In this study, decision trees were compared with (direct and hybrid) artificial neural networks.
Table 4 summarizes the obtained results : in its upper part, those corresponding to the first list of candidate attributes (i.e. excluding the pre-disturbance load power margin), and, in its lower part, those corresponding to the second list of candidate attributes (i.e. including the pre-disturbance active and reactive power margins). It reports on accuracy and computational performances of decision trees and four different types of artificial neural networks. The ``direct'' and ``margin direct'' MLPs use all candidate attributs as inputs, whereas the ``hybrid'' and ``margin hybrid'' ones use only the test attributes identified by the corresponding decision tree. The classification MLPs (``direct'' and ``hybrid'') use two output neurons, corresponding respectively to the secure and the insecure class, while the ``margin'' MLPs use a single output neuron, the desired value of which corresponds to a normalized and truncated version of the post-contingency load-power margin. Note that for the artificial neural networks, the table reports only the best results obtained, in terms of accuracy, among various trials.
Table 4: Preventive security assessment of the Brittany system
The results are quite coherent with the preceding ones. The various neural networks provide better accuracy than the corresponding decision trees, though at the expense of very high computational requirements.
In any case, the use of the post-contingency load power margin at the
learning step allows to improve the accuracy of the neural networks by
about 1%, at least. In addition, it appears that the corresponding
neural networks behave more smoothly nearby the classification
threshold, and thus make it easier to tradeoff false alarms vs non
detections of insecure states. For example, in the case of the
``hybrid margin'' MLP of last line of the table, it is possible to
eliminate almost all non-detections of insecure states while only very
slightly increasing the overall error rate, from 4.5% to 5.0%. Since
the output of the MLP approximates the post-contingency load power,
nearby the classification threshold, this may indeed be achieved very
straightforwardly, by merely shifting by about 35MW the classification
threshold at the MLP output. Remembering that the numerical margin
computation error is itself about 15MW large
, we conclude that the hybrid MLP has
reached a very satisfactory level of accuracy.

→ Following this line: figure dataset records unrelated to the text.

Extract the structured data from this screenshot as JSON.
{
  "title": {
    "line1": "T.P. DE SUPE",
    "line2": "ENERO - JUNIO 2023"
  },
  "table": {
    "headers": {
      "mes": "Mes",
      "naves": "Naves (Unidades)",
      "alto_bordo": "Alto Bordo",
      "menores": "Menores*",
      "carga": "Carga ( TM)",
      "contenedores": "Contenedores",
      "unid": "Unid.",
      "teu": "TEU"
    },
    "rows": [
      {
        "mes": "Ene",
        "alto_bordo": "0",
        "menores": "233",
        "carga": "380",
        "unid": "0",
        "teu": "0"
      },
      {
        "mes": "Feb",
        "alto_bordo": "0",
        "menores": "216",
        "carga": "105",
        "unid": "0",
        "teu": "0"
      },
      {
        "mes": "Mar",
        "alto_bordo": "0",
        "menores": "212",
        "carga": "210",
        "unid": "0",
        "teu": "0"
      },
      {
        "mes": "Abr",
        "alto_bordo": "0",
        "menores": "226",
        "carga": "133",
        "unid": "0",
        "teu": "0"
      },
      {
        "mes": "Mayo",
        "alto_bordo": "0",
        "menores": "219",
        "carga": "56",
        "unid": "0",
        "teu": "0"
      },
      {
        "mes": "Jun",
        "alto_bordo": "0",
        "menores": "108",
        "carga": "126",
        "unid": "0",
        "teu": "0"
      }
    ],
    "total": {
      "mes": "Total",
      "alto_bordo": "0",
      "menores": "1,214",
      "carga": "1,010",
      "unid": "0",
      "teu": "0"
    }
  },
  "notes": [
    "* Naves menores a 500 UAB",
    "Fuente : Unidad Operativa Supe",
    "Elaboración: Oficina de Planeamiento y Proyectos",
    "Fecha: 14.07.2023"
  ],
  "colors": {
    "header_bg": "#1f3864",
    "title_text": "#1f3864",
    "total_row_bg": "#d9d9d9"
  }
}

Finally, in both parts of the table we observe that the direct MLPs are more accurate than the corresponding hybrid ones, although at the expense of significantly longer training times. However, the difference appears to be much smaller (below the statistical significance level) in the lower part of the table, i.e. when the pre-contingency load-power margin is included in the list of candidate attributes. In other words, provided that among the candidate attributes there is a reduced number (say, less than 20) containing most of the security information, the decision trees will be able to indentify them and thus the hybrid MLPs approaches will yield the best accuracy vs efficiency compromize. On the other hand, if the security information is diffused among a larger number of candidate attributes, the direct MLPs may outperform the hybrid ones in terms of accuracy, and, their difference in accuracy is a measure of the information shared by the attributes which were not selected by the tree.